The Securities and Exchange Board of India (Sebi) is now set to play a big role in investigating whether either of the Ambani brothers has manipulated the share price of Reliance Industries. It began with Anil Ambani’s dramatic charge before the company’s board meeting on December 27 that there was ‘‘more to it (the Reliance share price movement) than meets the eye’’. That statement caused stock prices to dip Rs 17 within minutes of opening last Monday, after which the board cleared the stock buyback and the price stabilised again. The Mukesh Ambani faction is livid at the charge and also wants a full investigation into what they say are well-orchestrated moves by the Anil Ambani camp that may have depressed shares prices and influenced investment decisions of Foreign Institutional Investors (FIIs). These included a slew of media leaks, dramatic resignations and curious broker research reports. Although neither side is trading direct charges, each accuses the other of using FIIs as fronts for their trading operations and each group separately denies having traded in any Reliance shares. Meanwhile, Sebi has called for trading data from the stock exchanges. What the regulator needs to examine carefully is the steady increase in the outstanding derivatives position with every fall in the stock price from November 16 (when the feud first became public) to December 21 (when the buyback was announced). The outstanding position had increased by well over a crore, before speculators scrambled to square off and it fell to a few lakh shares by year-end.

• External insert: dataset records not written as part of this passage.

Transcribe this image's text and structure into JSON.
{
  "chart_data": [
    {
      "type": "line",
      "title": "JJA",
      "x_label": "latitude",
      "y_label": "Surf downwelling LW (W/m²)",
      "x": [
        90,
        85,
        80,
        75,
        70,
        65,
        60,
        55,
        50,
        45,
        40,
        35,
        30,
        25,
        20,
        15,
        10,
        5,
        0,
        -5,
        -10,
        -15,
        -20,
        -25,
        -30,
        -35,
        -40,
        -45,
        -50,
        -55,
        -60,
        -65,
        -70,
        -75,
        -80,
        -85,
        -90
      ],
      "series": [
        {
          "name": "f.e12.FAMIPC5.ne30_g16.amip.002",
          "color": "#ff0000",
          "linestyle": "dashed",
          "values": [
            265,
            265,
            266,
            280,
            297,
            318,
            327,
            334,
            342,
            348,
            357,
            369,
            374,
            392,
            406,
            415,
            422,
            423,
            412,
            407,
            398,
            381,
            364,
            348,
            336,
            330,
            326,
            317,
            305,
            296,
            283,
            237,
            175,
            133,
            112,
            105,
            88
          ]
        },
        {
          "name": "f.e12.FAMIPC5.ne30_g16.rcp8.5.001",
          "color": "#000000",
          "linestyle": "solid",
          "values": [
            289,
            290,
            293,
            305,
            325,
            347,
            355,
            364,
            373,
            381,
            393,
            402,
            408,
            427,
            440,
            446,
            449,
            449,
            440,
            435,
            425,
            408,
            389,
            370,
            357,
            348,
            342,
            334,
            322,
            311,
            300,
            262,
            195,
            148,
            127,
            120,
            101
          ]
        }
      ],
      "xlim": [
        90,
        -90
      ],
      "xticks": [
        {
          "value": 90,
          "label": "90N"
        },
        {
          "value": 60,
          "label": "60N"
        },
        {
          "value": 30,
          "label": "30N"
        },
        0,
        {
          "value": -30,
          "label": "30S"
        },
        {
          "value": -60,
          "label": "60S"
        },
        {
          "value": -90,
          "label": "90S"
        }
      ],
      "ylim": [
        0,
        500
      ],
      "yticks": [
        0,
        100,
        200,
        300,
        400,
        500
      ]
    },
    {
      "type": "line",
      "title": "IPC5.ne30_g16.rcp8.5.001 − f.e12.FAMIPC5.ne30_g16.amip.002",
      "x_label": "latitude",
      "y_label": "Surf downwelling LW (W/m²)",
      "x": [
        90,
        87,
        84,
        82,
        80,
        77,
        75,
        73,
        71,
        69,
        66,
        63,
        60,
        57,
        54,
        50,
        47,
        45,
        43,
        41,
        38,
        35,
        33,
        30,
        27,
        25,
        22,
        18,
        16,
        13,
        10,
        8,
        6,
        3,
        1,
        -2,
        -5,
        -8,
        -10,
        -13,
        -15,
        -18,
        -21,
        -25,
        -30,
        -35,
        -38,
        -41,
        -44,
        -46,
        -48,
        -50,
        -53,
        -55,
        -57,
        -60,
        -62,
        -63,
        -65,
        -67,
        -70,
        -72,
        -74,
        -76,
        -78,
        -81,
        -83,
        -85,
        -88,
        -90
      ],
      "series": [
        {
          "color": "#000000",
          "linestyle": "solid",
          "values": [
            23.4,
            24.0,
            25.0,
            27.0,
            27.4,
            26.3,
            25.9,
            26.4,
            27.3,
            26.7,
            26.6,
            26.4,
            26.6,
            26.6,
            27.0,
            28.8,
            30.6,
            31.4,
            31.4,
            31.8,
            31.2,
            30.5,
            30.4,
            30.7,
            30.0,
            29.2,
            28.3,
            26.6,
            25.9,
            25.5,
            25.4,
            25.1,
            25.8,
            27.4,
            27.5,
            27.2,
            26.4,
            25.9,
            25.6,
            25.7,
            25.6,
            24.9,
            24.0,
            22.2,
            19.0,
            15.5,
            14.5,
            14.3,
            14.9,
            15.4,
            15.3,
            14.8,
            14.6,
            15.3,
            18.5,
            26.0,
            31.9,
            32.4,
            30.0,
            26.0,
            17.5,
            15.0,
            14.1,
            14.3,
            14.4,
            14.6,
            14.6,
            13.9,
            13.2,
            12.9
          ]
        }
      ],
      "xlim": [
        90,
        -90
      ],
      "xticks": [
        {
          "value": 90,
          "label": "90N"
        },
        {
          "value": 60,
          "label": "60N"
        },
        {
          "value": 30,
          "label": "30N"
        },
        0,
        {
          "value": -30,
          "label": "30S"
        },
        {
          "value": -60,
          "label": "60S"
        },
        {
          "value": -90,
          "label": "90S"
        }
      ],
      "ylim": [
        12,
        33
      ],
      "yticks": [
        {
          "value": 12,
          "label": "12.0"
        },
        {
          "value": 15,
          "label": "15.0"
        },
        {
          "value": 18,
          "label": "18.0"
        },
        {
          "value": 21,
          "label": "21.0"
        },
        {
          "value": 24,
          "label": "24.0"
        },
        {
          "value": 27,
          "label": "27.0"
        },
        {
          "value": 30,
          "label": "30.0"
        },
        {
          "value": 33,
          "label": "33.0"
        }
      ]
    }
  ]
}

Since foreign funds allegedly had the biggest impact on stock prices, especially in the last fortnight of December, their trading activity, as available from the two Ambani factions, is worth a look. FIIs, as a group, were apparently net sellers of 15 lakh shares until December 20, when Reliance announced a buyback. Both sides agree that Janus Funds, which sold 1.04 crore shares, were the biggest sellers. Capital International is understood to have sold anywhere between 25 to 40 lakh, one Oppenheimer Fund sold 25 lakh shares (another is understood to have bought or at least held on), a Dutch Fund and the Abu Dhabi Investment Authority sold 20 lakh shares each. On the positive side, Jardine Fleming is understood to have bought anywhere between 60 to 80 lakh shares through some Participatory Note accounts. UBS (Union Bank of Switzerland) funds bought anywhere between 13 to 20 lakh and HSBC bought about 40 lakh shares. Also, Merrill Lynch Espana is understood to have bought between 12 to 25 lakh shares. As Reliance Vice-Chairman Anil Ambani has publicly expressed the suspicion of share price manipulation and as Mukesh Ambani’s side is also insisting on a detailed inquiry, Sebi should grab this opportunity to track the beneficiary investors of these FII funds, even if it involves peeling off several layers of front companies.
Back with friends
As the battle for control between Anil and Mukesh Ambani raged through the media, the former’s corporate and political friends have been conspicuous by their absence. But when it came to ushering in the New Year, Anil was back with his buddy group of industrialists, filmstars and politicians for a celebration at Goa. The difference was that he didn’t fly out to the seaside paradise on a Reliance aircraft. Instead, he was a guest of Sahara Chairman Subroto Roy, who apparently flew his friends there in his expensive, brand new private jet.
Three years after Ketan Parekh’s dalliance with media barons and their shares, this sector is back in favour, often without even a dazzling financial performance to match. Rakesh Jhunjhunwala, the biggest individual investor in today’s market, created a buzz last week by picking up a five per cent plus stake in Mid-Day. Its IPO has been lead managed by Ketan’s company in 2000-01. Deccan Chronicle’s Initial Public Offering (IPO) was also well received by investors. But the bigger excitement was over the acquisition of a stake in Dainik Jagran by The Independent group owned by Irish businessman. The buzz is expected to continue with at least three new business channels scheduled for launch in the coming months, of which two are from listed companies. The question that analysts are asking is whether there is enough of advertising money to keep these channels in business, especially as large multinational advertisers are cutting back on their ad spend. The bigger worry is that their survival needs will compromise the quality of news and analysis. The Press Council seems to have ignored large media houses selling editorial space or news. In the West, viewers are already being fooled by advertisements that take the garb of on-site news reports, which have models masquerading as reporters. As television channels compete for business, the line between genuine news and sponsor-dictated debates and analysis will get increasingly blurred.